La palabra «posible» flotó en la habitación, sin ser pronunciada. Durante años, la narrativa de los Ricci había estado definida por una imposibilidad: la imposibilidad de traer de vuelta a Hartley, la imposibilidad de borrar el dolor, la imposibilidad de escapar por completo de la sombra de la Luna.

Ahora, frente a la otra gran inevitabilidad de la vida, Lorenzo estaba buscando una nueva posibilidad.

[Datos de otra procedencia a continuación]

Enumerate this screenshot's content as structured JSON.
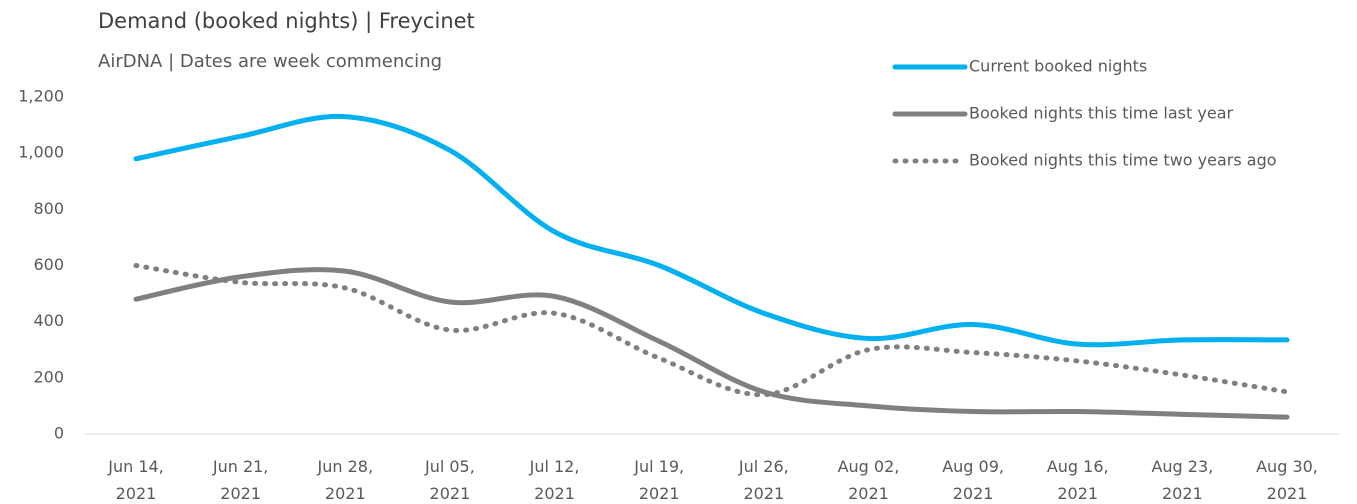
{
  "chart_data": {
    "type": "line",
    "title": "Demand (booked nights) | Freycinet",
    "subtitle": "AirDNA | Dates are week commencing",
    "categories": [
      "Jun 14, 2021",
      "Jun 21, 2021",
      "Jun 28, 2021",
      "Jul 05, 2021",
      "Jul 12, 2021",
      "Jul 19, 2021",
      "Jul 26, 2021",
      "Aug 02, 2021",
      "Aug 09, 2021",
      "Aug 16, 2021",
      "Aug 23, 2021",
      "Aug 30, 2021"
    ],
    "series": [
      {
        "name": "Current booked nights",
        "color": "#00b0f0",
        "style": "solid",
        "values": [
          980,
          1060,
          1130,
          1010,
          720,
          600,
          430,
          340,
          390,
          320,
          335,
          335
        ]
      },
      {
        "name": "Booked nights this time last year",
        "color": "#808080",
        "style": "solid",
        "values": [
          480,
          560,
          580,
          470,
          490,
          330,
          150,
          100,
          80,
          80,
          70,
          60
        ]
      },
      {
        "name": "Booked nights this time two years ago",
        "color": "#808080",
        "style": "dotted",
        "values": [
          600,
          540,
          520,
          370,
          430,
          270,
          140,
          300,
          290,
          260,
          210,
          150
        ]
      }
    ],
    "ylim": [
      0,
      1200
    ],
    "yticks": [
      0,
      200,
      400,
      600,
      800,
      {
        "value": 1000,
        "label": "1,000"
      },
      {
        "value": 1200,
        "label": "1,200"
      }
    ],
    "grid": false,
    "legend": "top-right"
  }
}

Una que honrara el pasado sin estar encadenada a él.

—¿Qué tienes en mente? —preguntó Asher, sentándose a su lado.

Lorenzo respiró hondo.

—La fundación. La Fundación Hartley Ricci.

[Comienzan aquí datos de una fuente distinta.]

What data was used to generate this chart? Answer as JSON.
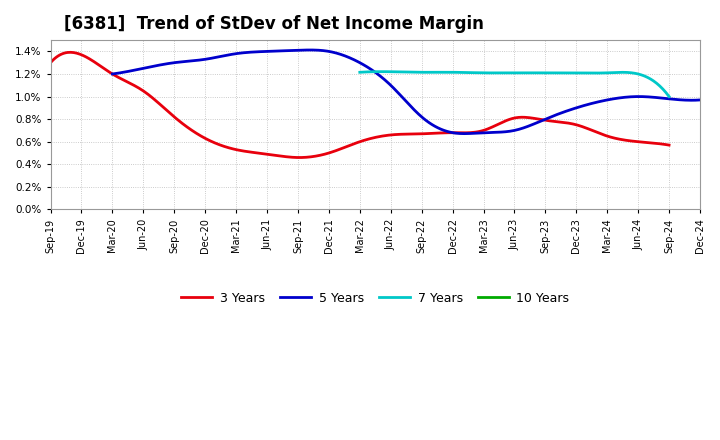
{
  "title": "[6381]  Trend of StDev of Net Income Margin",
  "x_labels": [
    "Sep-19",
    "Dec-19",
    "Mar-20",
    "Jun-20",
    "Sep-20",
    "Dec-20",
    "Mar-21",
    "Jun-21",
    "Sep-21",
    "Dec-21",
    "Mar-22",
    "Jun-22",
    "Sep-22",
    "Dec-22",
    "Mar-23",
    "Jun-23",
    "Sep-23",
    "Dec-23",
    "Mar-24",
    "Jun-24",
    "Sep-24",
    "Dec-24"
  ],
  "y_ticks": [
    0.0,
    0.002,
    0.004,
    0.006,
    0.008,
    0.01,
    0.012,
    0.014
  ],
  "y_max": 0.015,
  "series_3y": {
    "label": "3 Years",
    "color": "#e8000d",
    "x_idx": [
      0,
      1,
      2,
      3,
      4,
      5,
      6,
      7,
      8,
      9,
      10,
      11,
      12,
      13,
      14,
      15,
      16,
      17,
      18,
      19,
      20
    ],
    "y": [
      0.013,
      0.0137,
      0.012,
      0.0105,
      0.0082,
      0.0063,
      0.0053,
      0.0049,
      0.0046,
      0.005,
      0.006,
      0.0066,
      0.0067,
      0.0068,
      0.007,
      0.0081,
      0.0079,
      0.0075,
      0.0065,
      0.006,
      0.0057
    ]
  },
  "series_5y": {
    "label": "5 Years",
    "color": "#0000cc",
    "x_idx": [
      2,
      3,
      4,
      5,
      6,
      7,
      8,
      9,
      10,
      11,
      12,
      13,
      14,
      15,
      16,
      17,
      18,
      19,
      20,
      21
    ],
    "y": [
      0.012,
      0.0125,
      0.013,
      0.0133,
      0.0138,
      0.014,
      0.0141,
      0.014,
      0.013,
      0.011,
      0.0082,
      0.0068,
      0.0068,
      0.007,
      0.008,
      0.009,
      0.0097,
      0.01,
      0.0098,
      0.0097
    ]
  },
  "series_7y": {
    "label": "7 Years",
    "color": "#00c8c8",
    "x_idx": [
      10,
      11,
      12,
      13,
      14,
      15,
      16,
      17,
      18,
      19,
      20
    ],
    "y": [
      0.01215,
      0.0122,
      0.01215,
      0.01215,
      0.0121,
      0.0121,
      0.0121,
      0.0121,
      0.0121,
      0.012,
      0.01
    ]
  },
  "series_10y": {
    "label": "10 Years",
    "color": "#00aa00",
    "x_idx": [],
    "y": []
  },
  "background_color": "#ffffff",
  "grid_color": "#aaaaaa",
  "title_fontsize": 12,
  "line_width": 2.0
}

Asher lo miró, sorprendido. No era el nombre inesperado, sino la concreción del concepto.

—No para investigar lo paranormal —aclaró Lorenzo rápidamente, como leyendo su mente—. Para lo contrario. Para apoyar a jóvenes, estudiantes, artistas, cualquiera que sienta esa… esa grieta, esa fascinación por los límites, por lo sublime, que pueda volverse peligrosa. Ofrecer becas para proyectos que anclen esa búsqueda en la realidad. Una residencia para un astrónomo poeta. Una beca para un biólogo que estudia la melatonina y los ciclos lunares. Ayuda psicológica para quienes se sientan abrumados por sus propias obsesiones. Algo que diga: «Tu curiosidad es válida, tu asombro es hermoso, pero aquí tienes herramientas, comunidad, un ancla». Algo que nosotros no supimos darle a Hartley a tiempo, y que tú… que tú encontraste por otros medios.

El plan, esbozado con la precisión de un ingeniero y el corazón de un padre, era hermoso. Era una posibilidad tangible nacida de una tragedia intangible.

Transformar el dolor en un recurso. El luto, en un puente.

—¿Y la casa? —preguntó Asher.

—Sería la sede —dijo Lorenzo—. No un santuario, sino un lugar de trabajo, de encuentro. Donde los becarios puedan venir, usar el estudio, caminar por el jardín, ver que es posible tener una historia pesada y aun así construir una vida con luz. Que el amor no siempre te salva, pero que a veces te da las herramientas para salvar a otros.

La emoción le cerró la garganta a Asher. Era la respuesta más perfecta, la más posible, a todo lo que habían vivido. No era cerrar el capítulo, sino darle una nueva dirección, una utilidad. Hartley, la eterna enamorada de la Luna, se convertiría en el nombre de un faro que ayudaría a otros a no naufragar en las mismas aguas.

—Es increíble, Lorenzo. —logró decir—. Clara y yo queremos ayudar. En todo. Con la legalidad, con la financiación, con lo que sea.

Lorenzo puso una mano en su hombro, una presión firme y agradecida. —Lo sé. Y por eso quiero que seas parte de la junta directiva.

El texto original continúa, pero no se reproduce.